Putting an end to the ongoing mystery surrounding Covid-19 immunity, scientists from the Korean Centers for Disease Control and Prevention (KCDC) studied 285 Covid-19 survivors who recovered after their illness with a previous negative test result. They were found positive once again at a later date.
The good news is that those who contracted Covid-19 again for the second time in a row, do not spread any lingering infection. The virus samples collected from these early Covid-19 survivors couldn't be grown in culture, thus indicating that the patients were shedding non-infectious or dead virus particles. The recovered patients were tested positive again because the diagnostic polymerase chain reaction (PCR) test, identified dead viral matter falsely as an active Covid-19 infection.
After tracing the close contacts of these 285 individuals, the KCDC found zero new cases of infection among 790 close contacts of the earlier Covid-19 infected people. The findings conclude that Covid-19 survivors after recovery need not be home quarantined for further two weeks after release from the hospital, as they are not infectious nor threatening to other human lives.
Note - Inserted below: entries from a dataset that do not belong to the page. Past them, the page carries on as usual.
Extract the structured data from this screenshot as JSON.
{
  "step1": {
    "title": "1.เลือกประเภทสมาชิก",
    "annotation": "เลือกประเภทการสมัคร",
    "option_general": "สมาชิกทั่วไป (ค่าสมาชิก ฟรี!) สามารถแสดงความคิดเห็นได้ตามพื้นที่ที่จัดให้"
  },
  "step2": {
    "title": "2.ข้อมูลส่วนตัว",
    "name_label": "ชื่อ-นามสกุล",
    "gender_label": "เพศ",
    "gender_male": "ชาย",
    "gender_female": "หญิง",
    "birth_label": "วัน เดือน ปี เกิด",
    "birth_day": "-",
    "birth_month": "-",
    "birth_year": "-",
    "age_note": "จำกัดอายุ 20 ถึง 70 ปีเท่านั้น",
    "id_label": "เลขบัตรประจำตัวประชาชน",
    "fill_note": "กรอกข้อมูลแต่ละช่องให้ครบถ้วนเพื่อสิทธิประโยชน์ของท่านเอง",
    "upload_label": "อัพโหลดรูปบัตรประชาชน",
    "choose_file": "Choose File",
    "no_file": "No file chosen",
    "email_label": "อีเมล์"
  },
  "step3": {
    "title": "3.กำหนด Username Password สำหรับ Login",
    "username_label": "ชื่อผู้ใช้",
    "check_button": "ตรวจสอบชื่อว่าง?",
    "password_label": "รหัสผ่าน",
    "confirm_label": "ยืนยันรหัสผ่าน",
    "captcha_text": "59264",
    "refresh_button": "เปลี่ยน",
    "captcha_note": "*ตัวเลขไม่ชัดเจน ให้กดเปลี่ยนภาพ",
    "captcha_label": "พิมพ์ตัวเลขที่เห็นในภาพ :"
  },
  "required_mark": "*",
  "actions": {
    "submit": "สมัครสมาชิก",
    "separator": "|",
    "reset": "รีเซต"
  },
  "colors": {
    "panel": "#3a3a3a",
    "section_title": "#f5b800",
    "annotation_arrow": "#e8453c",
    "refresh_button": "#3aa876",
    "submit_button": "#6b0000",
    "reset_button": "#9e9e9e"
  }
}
great news for global nations seeking Covid-19 recovery
This is a positive sign for nations affected by the pandemic sickening at least 4.8 million people, easing lockdown in the days and opening markets. The emerging evidence from South Korea suggests clearly that those who have recovered from coronavirus, show no risk of spreading the coronavirus again, even when physical distancing measures are relaxed in the regions.
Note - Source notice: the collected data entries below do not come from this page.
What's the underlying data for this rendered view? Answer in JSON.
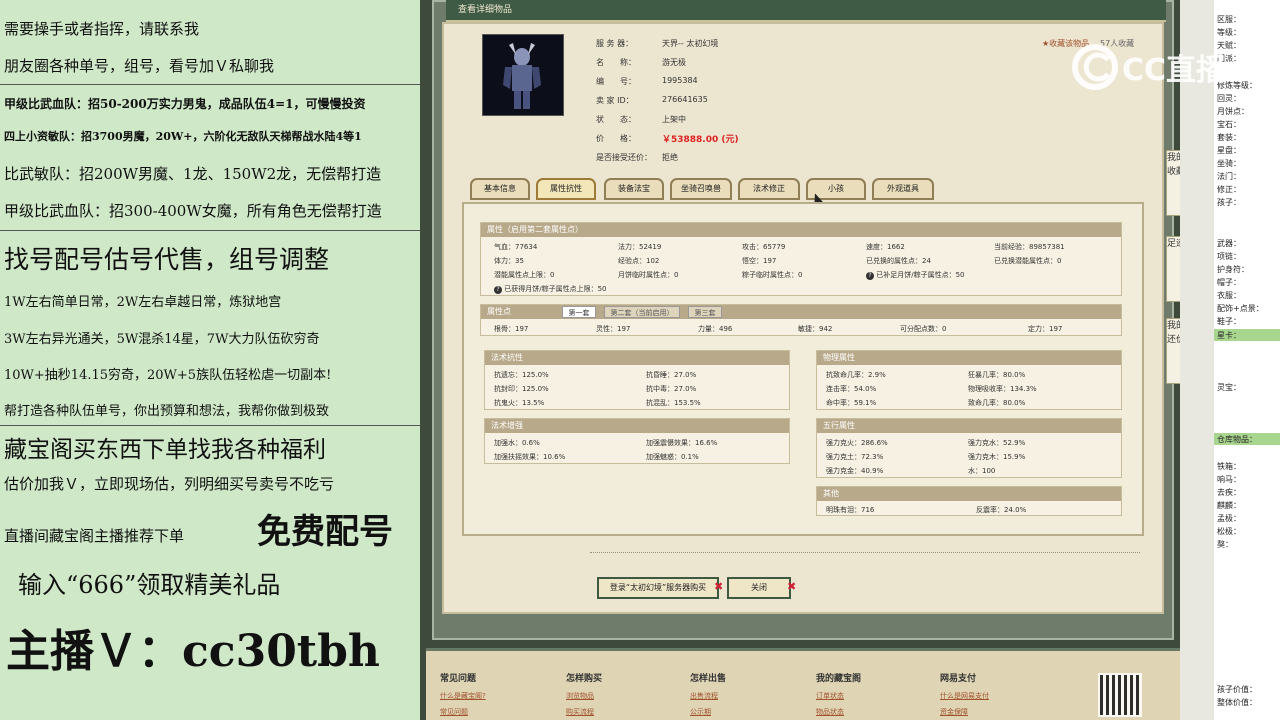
{
  "left_overlay": {
    "lines": [
      "需要操手或者指挥，请联系我",
      "朋友圈各种单号，组号，看号加Ｖ私聊我",
      "甲级比武血队：招50-200万实力男鬼，成品队伍4=1，可慢慢投资",
      "四上小资敏队：招3700男魔，20W+，六阶化无敌队天梯帮战水陆4等1",
      "比武敏队：招200W男魔、1龙、150W2龙，无偿帮打造",
      "甲级比武血队：招300-400W女魔，所有角色无偿帮打造",
      "找号配号估号代售，组号调整",
      "1W左右简单日常，2W左右卓越日常，炼狱地宫",
      "3W左右异光通关，5W混杀14星，7W大力队伍砍穷奇",
      "10W+抽秒14.15穷奇，20W+5族队伍轻松虐一切副本!",
      "帮打造各种队伍单号，你出预算和想法，我帮你做到极致",
      "藏宝阁买东西下单找我各种福利",
      "估价加我Ｖ，立即现场估，列明细买号卖号不吃亏",
      "直播间藏宝阁主播推荐下单",
      "免费配号",
      "输入“666”领取精美礼品",
      "主播Ｖ：cc30tbh"
    ]
  },
  "window": {
    "title": "查看详细物品"
  },
  "item": {
    "server_label": "服 务 器：",
    "server": "天界-- 太初幻境",
    "name_label": "名　　称：",
    "name": "游无极",
    "id_label": "编　　号：",
    "id": "1995384",
    "seller_label": "卖 家 ID：",
    "seller": "276641635",
    "status_label": "状　　态：",
    "status": "上架中",
    "price_label": "价　　格：",
    "price": "￥53888.00 (元)",
    "bargain_label": "是否接受还价：",
    "bargain": "拒绝",
    "fav_link": "收藏该物品",
    "fav_count": "57人收藏"
  },
  "tabs": [
    "基本信息",
    "属性抗性",
    "装备法宝",
    "坐骑召唤兽",
    "法术修正",
    "小孩",
    "外观道具"
  ],
  "attrs": {
    "header": "属性（启用第二套属性点）",
    "row1": [
      "气血：77634",
      "法力：52419",
      "攻击：65779",
      "速度：1662",
      "当前经验：89857381"
    ],
    "row2": [
      "体力：35",
      "经验点：102",
      "悟空：197",
      "已兑换的属性点：24",
      "已兑换潜能属性点：0"
    ],
    "row3": [
      "潜能属性点上限：0",
      "月饼临时属性点：0",
      "粽子临时属性点：0",
      "已补足月饼/粽子属性点：50"
    ],
    "row4": "已获得月饼/粽子属性点上限：50"
  },
  "points": {
    "header": "属性点",
    "subtabs": [
      "第一套",
      "第二套（当前启用）",
      "第三套"
    ],
    "values": [
      "根骨：197",
      "灵性：197",
      "力量：496",
      "敏捷：942",
      "可分配点数：0",
      "定力：197"
    ]
  },
  "spell_resist": {
    "header": "法术抗性",
    "values": [
      "抗遗忘：125.0%",
      "抗昏睡：27.0%",
      "抗封印：125.0%",
      "抗中毒：27.0%",
      "抗鬼火：13.5%",
      "抗混乱：153.5%"
    ]
  },
  "spell_boost": {
    "header": "法术增强",
    "values": [
      "加强水：0.6%",
      "加强震慑效果：16.6%",
      "加强扶摇效果：10.6%",
      "加强魅惑：0.1%"
    ]
  },
  "phys": {
    "header": "物理属性",
    "values": [
      "抗致命几率：2.9%",
      "狂暴几率：80.0%",
      "连击率：54.0%",
      "物理吸收率：134.3%",
      "命中率：59.1%",
      "致命几率：80.0%"
    ]
  },
  "wuxing": {
    "header": "五行属性",
    "values": [
      "强力克火：286.6%",
      "强力克水：52.9%",
      "强力克土：72.3%",
      "强力克木：15.9%",
      "强力克金：40.9%",
      "水：100"
    ]
  },
  "other": {
    "header": "其他",
    "values": [
      "明珠有泪：716",
      "反震率：24.0%"
    ]
  },
  "buttons": {
    "login": "登录“太初幻境”服务器购买",
    "close": "关闭"
  },
  "footer": {
    "cols": [
      {
        "title": "常见问题",
        "links": [
          "什么是藏宝阁?",
          "常见问题"
        ]
      },
      {
        "title": "怎样购买",
        "links": [
          "浏览物品",
          "购买流程"
        ]
      },
      {
        "title": "怎样出售",
        "links": [
          "出售流程",
          "公示期"
        ]
      },
      {
        "title": "我的藏宝阁",
        "links": [
          "订单状态",
          "物品状态"
        ]
      },
      {
        "title": "网易支付",
        "links": [
          "什么是网易支付",
          "资金保障"
        ]
      }
    ]
  },
  "watermark": "CC直播",
  "side_tabs": [
    "我的收藏",
    "足迹",
    "我的还价"
  ],
  "right_panel": {
    "labels_top": [
      "区服：",
      "等级：",
      "天赋：",
      "门派：",
      "修炼等级：",
      "回灵：",
      "月饼点：",
      "宝石：",
      "套装：",
      "星盘：",
      "坐骑：",
      "法门：",
      "修正：",
      "孩子："
    ],
    "labels_mid": [
      "武器：",
      "项链：",
      "护身符：",
      "帽子：",
      "衣服：",
      "配饰+点景：",
      "鞋子：",
      "星卡："
    ],
    "label_lingbao": "灵宝：",
    "label_cangku": "仓库物品：",
    "labels_bottom": [
      "铁箱：",
      "响马：",
      "去疾：",
      "麒麟：",
      "孟极：",
      "松极：",
      "獒："
    ],
    "labels_end": [
      "孩子价值：",
      "整体价值："
    ]
  }
}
This result would mean that people who recovered from Covid-19 earlier are not dangerous human carriers known for transmitting the disease, even if contracted with the virus at a later date. Earlier last month, the PCR tests couldn't distinguish between the dead and viable virus particles, thus potentially providing the wrong impression that someone who tests positive for the virus continues to remain infectious throughout.
Antibody testing that looks for markers in the blood indicating exposure to the novel coronavirus, but experts have no solid proof on the same yet. This research could perhaps aid the debate over antibody testing. Another study in Singapore found that patients who recovered from SARS (severe acute respiratory syndrome) have significant levels of neutralizing antibodies, nine to 7 years after the initial infection, according to researchers.
Also, many other scientific studies suggest that higher levels of IgM, an antibody in response to exposure to an antigen, is found at higher levels in younger populations and hence they have more potent defence mechanisms against Covid-19.
Protocols revised in South Korea to resume normalcy in workings
As a result of this study, authorities in South Korea have revised protocols stating that people are not required to test negative for the virus before returning to work or school after they have recovered from their illness, and completed their period of isolation.
The Korean CDC in a report stated, the re-positive cases of Covid-19 recovered patients earlier, will now be referred to as "PCR re-detected after discharge from isolation." Some coronavirus infected patients have been tested positive again for the virus up to 82 days after successful recovery and period of isolation.
Most cases for which blood samples have been collected indicate that they have antibodies in defense against the virus and hence these people are not dangerous for the spread of the virus again. The South Korean CDC findings could bring a sense of breather for determining survivor immunity, which the U.S. Center for Disease Control and Prevention is still trying to understand.
How long does the immunity last and work in patients contracting coronavirus again?
While it is important to understand how the immunity works, and how long the immunity lasts, which is a key to reopening global markets. If people who have successfully recovered from Covid-19 possess antibodies later, that would stave off any new Covid-19 infection to become immune for some extended period of time - it is important to determine how long the immunity lasts.
Also, this means people can be around in public places much like before the coronavirus pandemic struck. The concept of herd immunity, a phenomenon that occurs when a large majority of a population is immune to the virus, has been under discussion and debate for long to decide on economic reopening.
Researchers believe the patients re-infected were shedding dead virus particles, and this finding is particularly a relief to global economies struggling to find means and measures to safely reopen - an idea was later suggested by Korea to perhaps issue 'immunity passports' or 'risk-free certificates' to people who were infected with the virus earlier but later tested negative, and then tested positive at a later date again on contracting the virus.
The second wave of Covid-19 to those infected earlier, is not as dangerous as the first time, as it does not transmit in the air and hence people's movement needn't be restricted. As of currently, there is no evidence to prove that people who have recovered from COVID-19 earlier, have antibodies in defense to protect them from the virus for the second time.